Proof positive? I can call my kids to come do a chore, and they claim (after I storm into their presence irritatedly) that they never heard me. However, if it’s time to eat or go somewhere fun, they show up before I finish saying, “Let’s go.” In the same way, our son can walk by discarded dirty clothes on the floor for a week without being able to see them.
Sounds like normal kids and teens, doesn’t it?
It’s unfortunate that we perpetuate our selectivity into “maturity.” If someone speaks truth to us that we don’t want to hear or consider its implications, we “turn a deaf ear.” We conveniently “overlook” significant issues that might make us uncomfortable.
The reverse is also true. We voraciously consume flattery. We love to hear from others anything that might make us feel good, smart, funny or good-looking. I hear less and less of the latter…
It’s a problem that’s been around a long time.
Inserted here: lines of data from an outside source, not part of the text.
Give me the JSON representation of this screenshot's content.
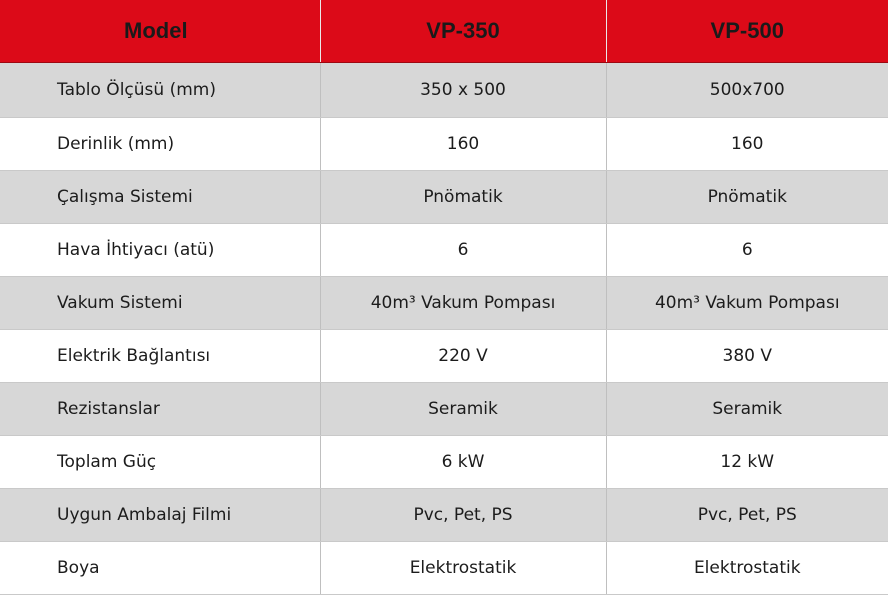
{
  "header": {
    "model_label": "Model",
    "col1": "VP-350",
    "col2": "VP-500"
  },
  "rows": [
    {
      "label": "Tablo Ölçüsü (mm)",
      "v1": "350 x 500",
      "v2": "500x700"
    },
    {
      "label": "Derinlik (mm)",
      "v1": "160",
      "v2": "160"
    },
    {
      "label": "Çalışma Sistemi",
      "v1": "Pnömatik",
      "v2": "Pnömatik"
    },
    {
      "label": "Hava İhtiyacı (atü)",
      "v1": "6",
      "v2": "6"
    },
    {
      "label": "Vakum Sistemi",
      "v1": "40m³ Vakum Pompası",
      "v2": "40m³ Vakum Pompası"
    },
    {
      "label": "Elektrik Bağlantısı",
      "v1": "220 V",
      "v2": "380 V"
    },
    {
      "label": "Rezistanslar",
      "v1": "Seramik",
      "v2": "Seramik"
    },
    {
      "label": "Toplam Güç",
      "v1": "6 kW",
      "v2": "12 kW"
    },
    {
      "label": "Uygun Ambalaj Filmi",
      "v1": "Pvc, Pet, PS",
      "v2": "Pvc, Pet, PS"
    },
    {
      "label": "Boya",
      "v1": "Elektrostatik",
      "v2": "Elektrostatik"
    }
  ],
  "colors": {
    "header_bg": "#dc0a18",
    "row_alt_bg": "#d7d7d7",
    "row_bg": "#ffffff"
  }
}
In the New Testament letter of 2 Timothy, chapter 4, verse 3, its’ recorded:
For a time is coming when people will no longer listen to sound and wholesome teaching. They will follow their own desires and will look for teachers who will tell them whatever their itching ears want to hear.
Hearing what we want to hear is a contagious disease that inflates our egos. With this perverse selection of unreality, we can truly not discern truth after a time. We construct a play world with ourselves at the center, and only what lifts us up reaches our ear drums.
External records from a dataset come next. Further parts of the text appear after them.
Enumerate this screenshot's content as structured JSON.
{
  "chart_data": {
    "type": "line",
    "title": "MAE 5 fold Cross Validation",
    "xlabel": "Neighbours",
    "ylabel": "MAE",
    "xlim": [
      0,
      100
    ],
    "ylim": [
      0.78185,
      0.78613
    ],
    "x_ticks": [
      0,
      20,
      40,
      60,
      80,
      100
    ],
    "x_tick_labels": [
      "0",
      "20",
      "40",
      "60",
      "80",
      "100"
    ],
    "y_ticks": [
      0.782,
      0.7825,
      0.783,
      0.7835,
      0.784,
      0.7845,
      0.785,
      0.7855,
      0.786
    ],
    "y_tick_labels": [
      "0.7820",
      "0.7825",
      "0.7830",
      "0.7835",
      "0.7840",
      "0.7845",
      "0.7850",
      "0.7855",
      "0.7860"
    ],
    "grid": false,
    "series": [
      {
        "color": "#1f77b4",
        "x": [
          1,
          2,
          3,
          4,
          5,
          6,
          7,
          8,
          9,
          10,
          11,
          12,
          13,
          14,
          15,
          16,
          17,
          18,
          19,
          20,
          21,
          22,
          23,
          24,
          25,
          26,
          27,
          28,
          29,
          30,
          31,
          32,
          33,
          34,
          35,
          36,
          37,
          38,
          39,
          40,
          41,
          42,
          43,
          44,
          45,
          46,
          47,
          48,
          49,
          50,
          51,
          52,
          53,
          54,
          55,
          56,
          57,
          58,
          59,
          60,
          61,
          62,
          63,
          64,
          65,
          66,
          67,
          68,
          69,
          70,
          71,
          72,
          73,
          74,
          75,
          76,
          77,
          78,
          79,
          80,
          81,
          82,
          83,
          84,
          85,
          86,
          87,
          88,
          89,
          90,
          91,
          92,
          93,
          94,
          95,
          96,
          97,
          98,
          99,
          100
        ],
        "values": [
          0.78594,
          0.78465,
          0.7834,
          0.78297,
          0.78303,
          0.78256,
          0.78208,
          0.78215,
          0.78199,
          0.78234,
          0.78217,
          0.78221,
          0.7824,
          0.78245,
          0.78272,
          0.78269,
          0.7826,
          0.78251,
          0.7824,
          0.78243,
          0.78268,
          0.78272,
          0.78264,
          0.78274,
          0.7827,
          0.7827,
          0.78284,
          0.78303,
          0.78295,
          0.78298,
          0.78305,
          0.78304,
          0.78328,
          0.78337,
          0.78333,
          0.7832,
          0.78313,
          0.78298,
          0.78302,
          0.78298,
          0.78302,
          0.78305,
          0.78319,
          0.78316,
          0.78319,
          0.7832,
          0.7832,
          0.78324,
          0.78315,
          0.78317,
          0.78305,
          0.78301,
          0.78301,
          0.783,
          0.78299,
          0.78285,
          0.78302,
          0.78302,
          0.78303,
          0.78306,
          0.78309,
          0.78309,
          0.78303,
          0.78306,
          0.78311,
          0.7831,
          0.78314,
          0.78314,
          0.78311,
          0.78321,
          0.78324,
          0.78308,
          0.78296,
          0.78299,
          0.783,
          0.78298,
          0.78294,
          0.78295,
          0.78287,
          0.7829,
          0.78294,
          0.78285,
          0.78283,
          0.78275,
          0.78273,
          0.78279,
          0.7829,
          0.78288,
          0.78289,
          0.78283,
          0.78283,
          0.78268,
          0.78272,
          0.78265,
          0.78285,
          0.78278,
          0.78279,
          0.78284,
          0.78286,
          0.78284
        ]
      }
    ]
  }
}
The age-old adage for news reporters is a good guide here:
“Consider the source.”
For instance, if someone with extremely poor vision, wearing coke-bottle-lens glasses bragged to you about your looks… while looking slightly off into the distance… you would probably discount their compliment. And wisely so.
It’s the same for whatever else you’re allowing into your selection. Consider the source. Is what you want to hear coming from someone you would trust with your life? Are those whose compliments you dine on truly speaking significance into your life? Or do they turn around and utter the same banalities to the next person they want to impress?
The good news? There is Some One who will always speak truth into your life in a way that will benefit and bless you – even if it’s not what you initially want to hear.
What you want to hear only matters if it comes from the right source.